Le difficoltà sono testimoniate anche dall’Associazione Spazio donna di Caserta, centro anti-violenza a cui molte donne si rivolgono per avere assistenza e orientamento anche in questi casi che dovrebbero essere seguiti dai consultori. “Proprio in questi giorni”, ha raccontato una delle operatrici, “una giovane donna ci ha chiesto aiuto. Si era rivolta all’ospedale pubblico più vicino, quello di Piedimonte Matese, dove però sono tutti obiettori e non si effettua il servizio IVG. L’abbiamo supportata in estenuanti ricerche: non c’è un sito istituzionale con i recapiti e gli orari, se si telefona al presidio non risponde nessuno oppure si ricevono risposte del tipo ‘signora qui le portiamo avanti le gravidanze’. All’ospedale pubblico di Caserta, il S. Anna e S. Sebastiano, non c’era posto e l’hanno mandata al S. Anna privato, che però ha sospeso il servizio fino a fine anno. Finalmente la signora è riuscita a trovare posto all’Ospedale Gaetano Rummo di Benevento, dove però le hanno negato l’aborto farmacologico nonostante fosse al 44° giorno di gravidanza, quindi ancora pienamente in tempo. Anche dopo sue insistenze e richieste di spiegazioni, le hanno fissato l’intervento chirurgico a gennaio, senza motivazioni valide. Tutto questo avviene sistematicamente, senza contare i pregiudizi e le battutine continue. Negare un diritto è una forma di violenza”.

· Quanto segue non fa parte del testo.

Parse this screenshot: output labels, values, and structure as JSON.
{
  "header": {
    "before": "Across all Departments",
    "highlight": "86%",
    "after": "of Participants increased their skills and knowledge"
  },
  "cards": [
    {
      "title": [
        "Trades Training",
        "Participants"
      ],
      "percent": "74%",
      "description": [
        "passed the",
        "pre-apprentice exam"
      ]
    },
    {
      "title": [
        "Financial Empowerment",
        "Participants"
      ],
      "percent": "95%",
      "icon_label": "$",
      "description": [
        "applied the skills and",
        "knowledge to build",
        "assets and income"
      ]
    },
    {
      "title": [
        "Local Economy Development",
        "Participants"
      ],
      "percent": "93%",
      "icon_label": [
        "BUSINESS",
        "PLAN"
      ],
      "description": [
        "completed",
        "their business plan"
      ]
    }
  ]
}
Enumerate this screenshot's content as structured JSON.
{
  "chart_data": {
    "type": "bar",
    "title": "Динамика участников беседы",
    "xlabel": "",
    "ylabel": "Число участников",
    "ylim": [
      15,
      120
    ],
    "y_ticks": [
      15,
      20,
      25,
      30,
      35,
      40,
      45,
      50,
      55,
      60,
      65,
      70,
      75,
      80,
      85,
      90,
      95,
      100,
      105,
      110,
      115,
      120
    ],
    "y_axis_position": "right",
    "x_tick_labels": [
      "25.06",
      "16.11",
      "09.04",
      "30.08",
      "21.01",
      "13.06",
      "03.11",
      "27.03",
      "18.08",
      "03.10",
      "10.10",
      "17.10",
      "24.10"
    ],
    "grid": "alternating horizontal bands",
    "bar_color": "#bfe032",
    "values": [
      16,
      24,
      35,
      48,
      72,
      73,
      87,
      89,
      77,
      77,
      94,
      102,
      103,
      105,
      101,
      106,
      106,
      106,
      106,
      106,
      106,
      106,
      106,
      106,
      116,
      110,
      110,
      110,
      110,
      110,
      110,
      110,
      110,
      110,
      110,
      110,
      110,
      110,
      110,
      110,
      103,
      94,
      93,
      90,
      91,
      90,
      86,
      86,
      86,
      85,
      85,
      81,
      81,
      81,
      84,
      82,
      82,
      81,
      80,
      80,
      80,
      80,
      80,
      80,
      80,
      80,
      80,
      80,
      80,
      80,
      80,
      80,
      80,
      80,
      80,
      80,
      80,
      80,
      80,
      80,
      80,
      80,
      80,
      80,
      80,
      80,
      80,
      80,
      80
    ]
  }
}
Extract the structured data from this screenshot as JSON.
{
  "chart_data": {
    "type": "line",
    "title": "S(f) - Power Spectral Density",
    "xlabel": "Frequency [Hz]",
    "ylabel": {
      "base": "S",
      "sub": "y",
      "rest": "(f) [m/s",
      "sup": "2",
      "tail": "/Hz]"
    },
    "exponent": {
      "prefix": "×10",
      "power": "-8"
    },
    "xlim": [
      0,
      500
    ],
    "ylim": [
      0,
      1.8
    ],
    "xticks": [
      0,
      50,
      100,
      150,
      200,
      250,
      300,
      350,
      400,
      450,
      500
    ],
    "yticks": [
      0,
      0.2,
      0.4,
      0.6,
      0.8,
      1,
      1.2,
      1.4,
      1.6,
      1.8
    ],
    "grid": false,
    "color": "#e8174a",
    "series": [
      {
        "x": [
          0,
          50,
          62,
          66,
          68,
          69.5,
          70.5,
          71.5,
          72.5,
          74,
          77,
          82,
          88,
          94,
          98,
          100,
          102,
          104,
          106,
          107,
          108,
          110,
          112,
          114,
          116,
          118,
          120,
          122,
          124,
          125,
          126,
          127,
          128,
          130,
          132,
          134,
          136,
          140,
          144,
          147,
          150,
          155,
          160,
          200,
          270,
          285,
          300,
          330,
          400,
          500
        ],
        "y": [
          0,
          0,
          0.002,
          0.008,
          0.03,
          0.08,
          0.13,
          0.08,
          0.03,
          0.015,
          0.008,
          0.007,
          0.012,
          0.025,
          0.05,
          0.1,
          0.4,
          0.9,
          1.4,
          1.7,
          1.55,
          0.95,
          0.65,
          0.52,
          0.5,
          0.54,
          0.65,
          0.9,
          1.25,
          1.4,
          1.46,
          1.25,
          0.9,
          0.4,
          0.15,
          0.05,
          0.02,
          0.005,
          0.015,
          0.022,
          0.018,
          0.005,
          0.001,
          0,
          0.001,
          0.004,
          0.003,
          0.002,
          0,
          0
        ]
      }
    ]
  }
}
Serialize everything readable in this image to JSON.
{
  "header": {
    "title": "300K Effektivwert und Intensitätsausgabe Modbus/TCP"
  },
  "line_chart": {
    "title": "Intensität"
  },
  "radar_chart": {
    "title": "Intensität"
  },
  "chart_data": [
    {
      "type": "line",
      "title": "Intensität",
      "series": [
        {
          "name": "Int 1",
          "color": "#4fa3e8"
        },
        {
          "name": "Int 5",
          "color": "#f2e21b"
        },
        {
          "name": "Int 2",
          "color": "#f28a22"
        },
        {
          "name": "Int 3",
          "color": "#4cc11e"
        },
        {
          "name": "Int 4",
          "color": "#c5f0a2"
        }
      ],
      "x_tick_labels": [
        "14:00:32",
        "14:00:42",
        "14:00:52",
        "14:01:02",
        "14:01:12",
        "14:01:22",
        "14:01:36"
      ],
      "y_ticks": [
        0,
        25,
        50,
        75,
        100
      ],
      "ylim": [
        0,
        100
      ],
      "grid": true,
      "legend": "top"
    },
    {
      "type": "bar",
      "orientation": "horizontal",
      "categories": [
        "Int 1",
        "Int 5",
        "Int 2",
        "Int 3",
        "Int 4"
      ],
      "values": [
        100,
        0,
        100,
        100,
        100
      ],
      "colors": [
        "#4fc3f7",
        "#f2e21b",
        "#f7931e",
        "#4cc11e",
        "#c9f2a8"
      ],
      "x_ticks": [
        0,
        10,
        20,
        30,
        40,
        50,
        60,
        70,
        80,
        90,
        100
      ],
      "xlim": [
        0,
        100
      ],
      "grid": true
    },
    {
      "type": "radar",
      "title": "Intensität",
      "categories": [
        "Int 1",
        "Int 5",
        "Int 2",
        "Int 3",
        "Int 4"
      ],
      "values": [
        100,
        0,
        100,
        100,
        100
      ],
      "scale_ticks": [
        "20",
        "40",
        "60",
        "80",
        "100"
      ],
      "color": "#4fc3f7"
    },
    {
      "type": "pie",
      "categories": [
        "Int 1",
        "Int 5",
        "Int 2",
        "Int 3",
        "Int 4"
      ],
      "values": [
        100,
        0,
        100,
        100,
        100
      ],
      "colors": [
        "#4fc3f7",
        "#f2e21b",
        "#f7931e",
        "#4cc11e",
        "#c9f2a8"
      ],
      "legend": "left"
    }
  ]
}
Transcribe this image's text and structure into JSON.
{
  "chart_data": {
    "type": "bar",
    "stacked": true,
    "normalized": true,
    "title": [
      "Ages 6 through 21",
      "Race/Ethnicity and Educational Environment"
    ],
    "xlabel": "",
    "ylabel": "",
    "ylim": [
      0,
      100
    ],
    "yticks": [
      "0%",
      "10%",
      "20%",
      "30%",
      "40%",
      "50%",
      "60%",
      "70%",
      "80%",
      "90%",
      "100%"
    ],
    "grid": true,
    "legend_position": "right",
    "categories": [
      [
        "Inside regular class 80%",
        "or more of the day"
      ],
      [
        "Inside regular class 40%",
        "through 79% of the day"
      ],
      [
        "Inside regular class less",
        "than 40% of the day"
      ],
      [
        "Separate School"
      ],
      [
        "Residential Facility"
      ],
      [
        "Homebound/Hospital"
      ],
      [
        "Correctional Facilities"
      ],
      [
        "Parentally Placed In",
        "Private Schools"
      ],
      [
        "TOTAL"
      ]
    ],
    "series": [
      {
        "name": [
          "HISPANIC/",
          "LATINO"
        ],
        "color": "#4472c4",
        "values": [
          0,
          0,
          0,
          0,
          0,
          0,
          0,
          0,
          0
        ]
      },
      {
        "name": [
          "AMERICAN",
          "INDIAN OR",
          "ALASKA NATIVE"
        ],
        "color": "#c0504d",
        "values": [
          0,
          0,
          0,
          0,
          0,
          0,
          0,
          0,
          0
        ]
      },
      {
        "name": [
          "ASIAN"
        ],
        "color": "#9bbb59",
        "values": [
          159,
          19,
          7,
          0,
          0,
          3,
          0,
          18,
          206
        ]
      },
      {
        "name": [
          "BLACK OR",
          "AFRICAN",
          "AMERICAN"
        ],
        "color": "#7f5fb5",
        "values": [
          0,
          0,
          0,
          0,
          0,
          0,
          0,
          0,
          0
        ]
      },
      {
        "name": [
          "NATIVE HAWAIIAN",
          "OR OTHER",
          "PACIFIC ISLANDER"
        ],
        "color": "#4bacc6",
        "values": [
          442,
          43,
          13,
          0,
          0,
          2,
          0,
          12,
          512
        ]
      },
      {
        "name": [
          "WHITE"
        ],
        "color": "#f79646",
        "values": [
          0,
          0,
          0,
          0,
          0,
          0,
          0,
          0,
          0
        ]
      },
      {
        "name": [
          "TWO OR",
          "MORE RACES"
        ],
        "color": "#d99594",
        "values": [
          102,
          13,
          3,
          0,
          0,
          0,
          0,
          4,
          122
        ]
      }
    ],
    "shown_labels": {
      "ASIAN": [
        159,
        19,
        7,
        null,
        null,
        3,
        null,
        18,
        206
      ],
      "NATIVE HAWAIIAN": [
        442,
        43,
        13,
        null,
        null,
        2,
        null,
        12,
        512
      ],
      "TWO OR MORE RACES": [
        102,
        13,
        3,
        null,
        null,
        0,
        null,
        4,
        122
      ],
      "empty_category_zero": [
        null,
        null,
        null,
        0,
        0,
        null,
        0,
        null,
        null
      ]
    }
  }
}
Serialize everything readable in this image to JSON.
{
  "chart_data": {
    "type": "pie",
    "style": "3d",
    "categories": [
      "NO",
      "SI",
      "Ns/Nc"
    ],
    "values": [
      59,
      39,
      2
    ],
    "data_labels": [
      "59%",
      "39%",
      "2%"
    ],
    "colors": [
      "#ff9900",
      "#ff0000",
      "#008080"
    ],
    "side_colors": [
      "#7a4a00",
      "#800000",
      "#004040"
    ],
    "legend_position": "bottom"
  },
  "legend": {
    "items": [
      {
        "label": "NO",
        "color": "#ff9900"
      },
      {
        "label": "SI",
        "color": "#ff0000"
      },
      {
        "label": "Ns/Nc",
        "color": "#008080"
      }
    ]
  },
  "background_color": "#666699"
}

Stando ai dati raccolti dal Ministero della salute nella Relazione annuale sulla Legge 194/78, in Campania sono obiettori di coscienza il 77% di ginecologi e ginecologhe, il 65% di anestesisti, il 70% personale non medico. Le strutture che praticano interruzioni volontarie di gravidanza sono solo il 27% di tutte quelle in cui c’è un reparto di ostetricia e ginecologia o solo ostetricia, censite nell’ultima relazione annuale del ministero della Salute sulla applicazione della legge 194/78 (il dato non include gli Enti ecclesiastici civilmente riconosciuti che esercitano assistenza ospedaliera). Qui le liste d’attesa per l’IVG sono inferiori a due settimane solo nel 64,6% dei casi, il 22,4% delle richiedenti deve aspettare fino a tre settimane, e il 9,6% fino a un mese. In Campania ogni ginecologo non obiettore deve praticare in media 13,6 aborti a settimana, un dato elevato rispetto alla media nazionale di 1,2 (ed è sempre opportuno ricordare che, nel pubblico, lo stipendio del personale non obiettore è identico a quello dell’obiettore).